クロウは剣を鞘に収めると、困ったように振り返りヴィゼを見上げた。
「あるじ、先に行けと言ったのに」
「……ごめん、見惚れてて」
ヴィゼの言葉が聞こえてから理解にいたるまで、時間がかかったようだ。
しばしの間をおいて、クロウは頬を紅潮させた。
「……!」
「それに、クロウが強いのは分かっているけど、全然心配しないなんてこと、できないよ。……何事もなくて、良かった」
クロウが言葉を失っている内に、ヴィゼは杖を持っていない方の手で彼女の手を取った。
「皆と合流しよう」
「うん……」
示し合わせたわけではなく、二人は後ろを振り返った。
石人形の残骸は、静かに、廊下に溶けるように消えゆこうとしている。
それを一瞥して、障壁が保っている内にと、二人は早足で出口を目指したのだった。
ヴィゼたちが遺跡を出ると、結界の外、他のメンバーたちは疲れ切った様子で狭い土の通路に座り込んでいた。
ゴーレムと応戦していた兵士たちを、レヴァーレが治療している。
ヴィゼたちの帰還を認め、モンスベルクメンバーを中心にほっとした顔になった。
「ヴィゼ、クロ、無事だな」
「大丈夫だよ。
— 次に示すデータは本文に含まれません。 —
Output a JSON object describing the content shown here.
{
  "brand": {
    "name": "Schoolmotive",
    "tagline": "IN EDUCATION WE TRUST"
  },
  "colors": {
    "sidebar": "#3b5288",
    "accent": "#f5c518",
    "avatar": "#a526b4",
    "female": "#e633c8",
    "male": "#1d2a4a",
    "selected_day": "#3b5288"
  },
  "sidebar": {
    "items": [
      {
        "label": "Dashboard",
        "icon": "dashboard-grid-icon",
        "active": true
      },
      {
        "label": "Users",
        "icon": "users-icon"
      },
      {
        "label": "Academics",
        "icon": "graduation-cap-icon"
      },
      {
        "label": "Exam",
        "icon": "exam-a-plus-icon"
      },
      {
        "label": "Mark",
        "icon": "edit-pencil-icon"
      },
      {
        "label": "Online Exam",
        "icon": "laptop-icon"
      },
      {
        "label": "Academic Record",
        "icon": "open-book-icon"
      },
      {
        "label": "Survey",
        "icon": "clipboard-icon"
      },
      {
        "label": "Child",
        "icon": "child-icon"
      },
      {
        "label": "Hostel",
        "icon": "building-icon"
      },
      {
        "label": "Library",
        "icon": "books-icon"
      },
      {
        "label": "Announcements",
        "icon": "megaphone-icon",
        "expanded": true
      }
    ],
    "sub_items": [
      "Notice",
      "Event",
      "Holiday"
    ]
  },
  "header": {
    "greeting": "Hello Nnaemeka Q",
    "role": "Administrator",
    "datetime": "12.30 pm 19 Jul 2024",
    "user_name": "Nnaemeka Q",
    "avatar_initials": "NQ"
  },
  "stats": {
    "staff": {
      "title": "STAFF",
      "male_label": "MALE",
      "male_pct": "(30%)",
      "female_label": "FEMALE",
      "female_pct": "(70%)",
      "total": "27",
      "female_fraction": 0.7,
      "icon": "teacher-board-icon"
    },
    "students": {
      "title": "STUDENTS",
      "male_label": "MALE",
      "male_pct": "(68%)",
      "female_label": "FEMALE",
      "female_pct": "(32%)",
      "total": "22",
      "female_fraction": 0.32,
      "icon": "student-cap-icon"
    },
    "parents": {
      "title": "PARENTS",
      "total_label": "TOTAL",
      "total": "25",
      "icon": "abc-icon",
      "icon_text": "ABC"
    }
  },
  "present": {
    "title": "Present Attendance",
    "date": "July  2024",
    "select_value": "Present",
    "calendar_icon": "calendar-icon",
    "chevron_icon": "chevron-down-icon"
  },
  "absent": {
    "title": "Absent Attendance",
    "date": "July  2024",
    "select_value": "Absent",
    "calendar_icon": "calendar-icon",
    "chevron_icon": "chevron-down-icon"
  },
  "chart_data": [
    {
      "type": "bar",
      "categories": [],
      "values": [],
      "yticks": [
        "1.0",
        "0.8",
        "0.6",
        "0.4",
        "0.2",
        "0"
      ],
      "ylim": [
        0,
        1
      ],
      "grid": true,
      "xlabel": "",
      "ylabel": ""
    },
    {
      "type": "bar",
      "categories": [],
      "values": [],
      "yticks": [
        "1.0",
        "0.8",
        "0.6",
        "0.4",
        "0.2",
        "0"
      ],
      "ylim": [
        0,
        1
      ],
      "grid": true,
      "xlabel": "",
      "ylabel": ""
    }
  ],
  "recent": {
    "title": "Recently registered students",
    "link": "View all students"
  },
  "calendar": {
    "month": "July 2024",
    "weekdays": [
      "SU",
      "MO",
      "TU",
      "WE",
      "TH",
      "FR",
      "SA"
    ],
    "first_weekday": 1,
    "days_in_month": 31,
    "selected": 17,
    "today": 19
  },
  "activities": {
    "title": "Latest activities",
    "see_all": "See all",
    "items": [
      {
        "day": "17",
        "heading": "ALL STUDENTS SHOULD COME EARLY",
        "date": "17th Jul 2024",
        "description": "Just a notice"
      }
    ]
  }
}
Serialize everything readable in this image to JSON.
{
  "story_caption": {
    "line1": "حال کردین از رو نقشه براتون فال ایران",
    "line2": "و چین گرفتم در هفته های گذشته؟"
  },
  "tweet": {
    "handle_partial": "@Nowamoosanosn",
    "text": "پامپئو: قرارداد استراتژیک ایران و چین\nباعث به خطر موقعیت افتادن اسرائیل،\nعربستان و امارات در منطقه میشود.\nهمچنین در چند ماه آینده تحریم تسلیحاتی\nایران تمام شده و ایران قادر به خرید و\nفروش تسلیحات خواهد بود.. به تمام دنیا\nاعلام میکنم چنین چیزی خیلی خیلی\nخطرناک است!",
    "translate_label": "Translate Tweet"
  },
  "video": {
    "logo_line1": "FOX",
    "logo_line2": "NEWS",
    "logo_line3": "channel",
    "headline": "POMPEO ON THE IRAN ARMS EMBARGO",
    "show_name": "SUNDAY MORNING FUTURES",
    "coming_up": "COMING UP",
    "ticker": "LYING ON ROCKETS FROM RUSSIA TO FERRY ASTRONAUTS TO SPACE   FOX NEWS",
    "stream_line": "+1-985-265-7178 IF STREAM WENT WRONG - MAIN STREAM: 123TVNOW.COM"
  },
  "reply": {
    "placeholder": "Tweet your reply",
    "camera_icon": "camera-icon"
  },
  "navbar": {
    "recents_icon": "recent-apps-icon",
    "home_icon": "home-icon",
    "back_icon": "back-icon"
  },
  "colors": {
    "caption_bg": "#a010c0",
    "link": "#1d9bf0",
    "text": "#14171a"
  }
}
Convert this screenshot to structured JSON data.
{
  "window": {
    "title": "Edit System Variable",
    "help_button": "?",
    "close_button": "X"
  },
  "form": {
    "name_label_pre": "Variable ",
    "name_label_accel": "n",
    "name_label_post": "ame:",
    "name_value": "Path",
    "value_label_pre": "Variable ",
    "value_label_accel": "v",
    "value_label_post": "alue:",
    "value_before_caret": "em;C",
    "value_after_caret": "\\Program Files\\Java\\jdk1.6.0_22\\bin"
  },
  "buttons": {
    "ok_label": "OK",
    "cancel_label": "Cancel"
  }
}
ゴーレムが消えるところまで確認してきた。……彼らは?」
「腕をやられてるが、大したことはなさそうだ。他のメンバーも無事、なのは良かったんだが――」
駆け寄ってきたエイバとゼエンが、ある方を見やる。
そこでは、イグゼが悲壮な顔で両手を地面につけていた。
「何があったの?」
「回収してきた地図と本が消えてしまったようなのですな」
「え!?」
それにはヴィゼも愕然とした。
合間を縫って、イグゼの元へ向かう。
「イグゼさん――」
「ヴィゼ殿……」
イグゼは涙こそ流していないが、今にも泣きそうな顔だった。
「どうやら……、遺跡の中の物は持ち出せないようです……。地図を抱えて走っていたはずなのに、遺跡を出たら跡形もなく消えていました……。先ほどの部屋に戻って確かめなければ分かりませんが、おそらく消滅したのではなく元の場所に戻ったのではないかと……」
本当に、この遺跡はどこまでも意地が悪い。
ヴィゼも頭を抱えたくなりながら、それでもイグゼの肩を叩いて慰める。
「……もう一度入った時に確かめましょう。必要なものは書き写すしかありませんが、逆に言えばそれはできるんです。やりましょう」
「そう……、そうですね」
ヴィゼの言葉に、イグゼは素直に頷いた。
「やるしかありませんね。すみません、弱気になってしまいました」
いつものように瞳を輝かせ始めたイグゼは、そう言って立ち上がると、上に戻って体を休めるように指示を出す。
順番に地上まで上り、冷たい風に吹かれて、ちゃんと戻ってくることができたのだと、一同はほっと胸を撫で下ろしたのだった。